Pre-purchase exams are performed as an aid to help the purchaser make an informed decision on the suitability of a horse prior to purchase. There are numerous factors that may affect the decision making process, such as whether the horse has done the type of work intended, whether it has physical or training limitations, whether it will be a suitable investment and whether any of the problems uncovered during an exam can be managed in the future.
Of course everyone would like to find the perfect horse that will go on to do exactly what that person wants and not have any issues.
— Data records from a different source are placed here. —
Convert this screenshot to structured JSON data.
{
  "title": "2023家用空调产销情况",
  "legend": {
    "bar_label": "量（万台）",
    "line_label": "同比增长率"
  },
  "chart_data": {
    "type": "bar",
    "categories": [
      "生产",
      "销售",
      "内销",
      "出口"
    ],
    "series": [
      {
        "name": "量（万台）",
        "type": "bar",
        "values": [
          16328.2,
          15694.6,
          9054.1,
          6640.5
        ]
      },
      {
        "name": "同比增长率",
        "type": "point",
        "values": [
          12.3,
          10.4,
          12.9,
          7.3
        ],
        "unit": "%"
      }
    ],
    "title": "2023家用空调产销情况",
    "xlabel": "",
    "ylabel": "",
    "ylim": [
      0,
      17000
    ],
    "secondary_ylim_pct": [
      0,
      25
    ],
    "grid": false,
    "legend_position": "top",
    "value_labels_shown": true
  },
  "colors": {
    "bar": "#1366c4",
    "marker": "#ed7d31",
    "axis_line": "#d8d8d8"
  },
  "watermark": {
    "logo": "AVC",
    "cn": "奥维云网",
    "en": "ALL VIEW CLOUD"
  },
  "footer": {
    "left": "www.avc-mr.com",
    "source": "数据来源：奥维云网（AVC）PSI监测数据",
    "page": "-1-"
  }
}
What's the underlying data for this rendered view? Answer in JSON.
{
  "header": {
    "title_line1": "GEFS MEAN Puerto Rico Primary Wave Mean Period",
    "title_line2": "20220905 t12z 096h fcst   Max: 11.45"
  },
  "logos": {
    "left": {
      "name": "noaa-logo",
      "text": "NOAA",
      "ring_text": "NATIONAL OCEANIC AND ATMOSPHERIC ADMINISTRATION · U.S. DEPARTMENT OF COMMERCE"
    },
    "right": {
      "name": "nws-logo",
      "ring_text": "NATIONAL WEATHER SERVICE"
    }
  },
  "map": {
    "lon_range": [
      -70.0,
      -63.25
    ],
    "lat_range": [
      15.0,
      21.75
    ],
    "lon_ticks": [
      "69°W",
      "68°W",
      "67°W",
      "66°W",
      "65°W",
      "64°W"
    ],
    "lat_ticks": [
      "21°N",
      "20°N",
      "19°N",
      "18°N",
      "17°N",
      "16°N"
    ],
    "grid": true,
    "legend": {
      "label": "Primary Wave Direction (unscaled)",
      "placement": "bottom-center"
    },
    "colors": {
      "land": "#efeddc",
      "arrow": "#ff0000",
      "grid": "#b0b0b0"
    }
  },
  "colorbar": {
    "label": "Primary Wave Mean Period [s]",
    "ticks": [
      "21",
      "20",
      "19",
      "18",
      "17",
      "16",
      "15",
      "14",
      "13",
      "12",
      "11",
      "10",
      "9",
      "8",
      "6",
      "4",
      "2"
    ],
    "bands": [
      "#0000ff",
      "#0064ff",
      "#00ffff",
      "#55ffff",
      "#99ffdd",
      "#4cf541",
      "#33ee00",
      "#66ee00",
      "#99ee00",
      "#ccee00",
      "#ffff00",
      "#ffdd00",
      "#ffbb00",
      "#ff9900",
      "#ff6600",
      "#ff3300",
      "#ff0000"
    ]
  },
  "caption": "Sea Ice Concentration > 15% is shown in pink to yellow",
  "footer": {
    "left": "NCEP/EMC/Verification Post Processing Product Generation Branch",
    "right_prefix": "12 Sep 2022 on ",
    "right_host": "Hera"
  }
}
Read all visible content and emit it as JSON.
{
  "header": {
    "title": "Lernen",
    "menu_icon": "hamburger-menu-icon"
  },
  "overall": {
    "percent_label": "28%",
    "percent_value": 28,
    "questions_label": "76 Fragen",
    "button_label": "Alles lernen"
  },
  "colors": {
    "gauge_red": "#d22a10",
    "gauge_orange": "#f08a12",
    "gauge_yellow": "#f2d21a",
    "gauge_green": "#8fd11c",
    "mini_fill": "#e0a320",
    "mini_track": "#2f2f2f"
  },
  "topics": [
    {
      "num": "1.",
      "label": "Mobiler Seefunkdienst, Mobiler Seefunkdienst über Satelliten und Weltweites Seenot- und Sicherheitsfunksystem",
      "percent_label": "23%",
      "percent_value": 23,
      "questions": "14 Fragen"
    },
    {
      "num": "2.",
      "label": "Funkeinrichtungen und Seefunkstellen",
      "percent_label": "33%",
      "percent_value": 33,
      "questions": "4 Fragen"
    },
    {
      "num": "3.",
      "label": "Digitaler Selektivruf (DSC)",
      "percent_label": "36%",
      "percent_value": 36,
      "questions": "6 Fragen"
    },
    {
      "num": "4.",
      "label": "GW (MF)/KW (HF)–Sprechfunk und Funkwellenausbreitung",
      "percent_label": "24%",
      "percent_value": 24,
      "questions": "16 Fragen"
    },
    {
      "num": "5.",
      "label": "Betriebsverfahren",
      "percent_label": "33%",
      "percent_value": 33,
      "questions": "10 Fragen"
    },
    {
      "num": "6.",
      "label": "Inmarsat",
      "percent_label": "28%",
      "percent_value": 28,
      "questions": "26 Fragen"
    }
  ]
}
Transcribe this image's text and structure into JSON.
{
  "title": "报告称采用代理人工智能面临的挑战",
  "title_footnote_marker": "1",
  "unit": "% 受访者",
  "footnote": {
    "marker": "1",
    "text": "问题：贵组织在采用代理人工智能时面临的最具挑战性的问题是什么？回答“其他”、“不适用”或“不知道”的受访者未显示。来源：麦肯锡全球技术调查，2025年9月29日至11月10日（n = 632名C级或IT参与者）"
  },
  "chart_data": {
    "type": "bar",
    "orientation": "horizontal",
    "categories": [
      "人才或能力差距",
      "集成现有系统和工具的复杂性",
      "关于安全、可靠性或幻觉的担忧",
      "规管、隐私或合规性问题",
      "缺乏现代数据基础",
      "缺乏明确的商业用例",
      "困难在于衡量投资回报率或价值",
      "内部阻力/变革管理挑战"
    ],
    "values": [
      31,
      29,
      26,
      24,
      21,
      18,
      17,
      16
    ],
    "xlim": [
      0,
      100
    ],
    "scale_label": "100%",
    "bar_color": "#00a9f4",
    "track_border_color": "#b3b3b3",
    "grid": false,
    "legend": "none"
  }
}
The reality is that this horse doesn't exist. Every horse has some issue(s), some can be managed more easily than others and some of these may be an acceptable trade-off for what the horse offers in terms of training, ability to perform at shows and taking care of the rider.
All of these exams involve a review of available history and radiographs, a thorough physical exam and a complete soundness evaluation which involves observing the horse in hand, on the lunge and performing flexion tests. Typically radiographs are performed at the end of the exam. The radiographs are digital and can be evaluated at the time of the exam. Other procedures are available and can be included depending on the desires of the purchaser: ultrasound exam of the limbs or reproductive tract, laboratory tests, endoscopy and/or thermography.
A report will be generated at the end that will include the information from the exam as well as suggestions for management in the future. Ultimately it is the decision of the purchaser to decide in favor of the horse or not. The Veterinarian is not the one to pass or fail a horse, but instead the one to help the purchaser understand as much as they can before making the decision to purchase an animal.